Wer einen völlig artfremden Beruf erlernt hat, muss außerdem noch Praxiserfahrungen vorweisen; entweder zwei Jahre oder - falls sie im erzieherischen Bereich gesammelt wurden - 12 Monate. Mit einer mindestens siebenjährigen erziehenden oder pflegenden (Berufs-)Tätigkeit erfüllen Bewerberinnen in Sachsen aber auch ohne andere Vorbedingungen die Zugangsvoraussetzung.
Wenn es dann endlich soweit ist, kann an einer privaten (Schulgeld!) oder staatlichen Fachschule die drei Jahre lange Ausbildung zur Erzieherin beginnen. Zwei Drittel davon sind Schulunterricht - von Mathematik über Psychologie bis zur Literatur- und Medienarbeit, von Sozialkunde über Biologie bis zur rhythmischen Erziehung. Der einjährige berufspraktische Teil, der etappenweise über die gesamte Ausbildungszeit verteilt wird, findet dort statt, wo Erzieherinnen arbeiten, also etwa in Einrichtungen der Behindertenhilfe und offenen Jugendarbeit. Am Ende dürfen sich die Absolventinnen, die dann zumeist bereits fünf Jahre Bafög-finanzierten Lebensunterhalt hinter sich haben, staatlich anerkannte Erzieherinnen nennen und auf bestimmte Bereiche wie Kindergarten, Sonderpädagogik oder Heimerziehung spezialisieren. Haben sie mit zusätzlichem Lernaufwand auch noch die Fachhochschulreife erworben, kann es mit dem Studieren weitergehen. Bis zum Sozialpädagogik-Diplom, das unter anderem für mögliche Leitungsaufgaben wichtig ist, dauert es dann weitere vier Jahre.

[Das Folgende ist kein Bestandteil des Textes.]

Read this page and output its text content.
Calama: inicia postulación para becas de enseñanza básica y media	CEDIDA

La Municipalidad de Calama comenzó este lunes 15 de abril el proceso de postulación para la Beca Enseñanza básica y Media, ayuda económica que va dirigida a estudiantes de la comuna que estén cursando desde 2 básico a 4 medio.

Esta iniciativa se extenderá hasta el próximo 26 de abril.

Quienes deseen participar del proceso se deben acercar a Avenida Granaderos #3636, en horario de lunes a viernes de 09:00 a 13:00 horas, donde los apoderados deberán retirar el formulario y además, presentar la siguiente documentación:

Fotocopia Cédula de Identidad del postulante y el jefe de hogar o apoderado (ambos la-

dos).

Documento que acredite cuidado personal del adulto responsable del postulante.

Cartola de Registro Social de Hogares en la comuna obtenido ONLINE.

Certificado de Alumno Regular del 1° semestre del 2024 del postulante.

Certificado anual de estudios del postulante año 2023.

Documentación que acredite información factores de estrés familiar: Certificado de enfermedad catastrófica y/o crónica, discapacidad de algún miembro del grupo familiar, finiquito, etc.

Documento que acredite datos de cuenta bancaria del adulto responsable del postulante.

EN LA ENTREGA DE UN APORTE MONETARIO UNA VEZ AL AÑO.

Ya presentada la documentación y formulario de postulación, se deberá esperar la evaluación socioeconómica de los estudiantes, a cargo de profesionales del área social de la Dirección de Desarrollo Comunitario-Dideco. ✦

Erzieherinnen sind Vorbilder. Das bezieht sich sowohl auf Allgemeinbildung, Einfühlungsvermögen, Auftreten und Selbstkontrolle als auch musikalische Fähigkeiten und die zum Beispiel für diverse Bastelarbeiten nötige Kreativität. Ein funktionierendes Personengedächtnis und eine gute Beobachtungsgabe - etwa bei der Feststellung von Verhaltensauffälligkeiten - sind ebenfalls erforderlich. Zudem müssen sie ihrem Arbeitgeber ein polizeiliches Führungszeugnis und ein Gesundheitszeugnis vorlegen und einen Erste-Hilfe-Kurs besucht haben. Apropos Gesundheit: Günstig ist es auch, wenn sie die Kinderkrankheiten schon hinter sich haben und sich nicht von jedem kursierenden Infekt außer Gefecht setzen lassen.
Trotz der vielen Jahre, die vergehen müssen, ehe Erzieherinnen ihren Abschluss in der Tasche haben, und trotz aller Möglichkeiten zur beruflichen Weiterbildung gilt das Level der Ausbildung in der Bundesrepublik im Europavergleich als niedrig. Erste Ansätze und Modellprojekte, sie auf Fachhochschulniveau anzuheben, gibt es jedoch.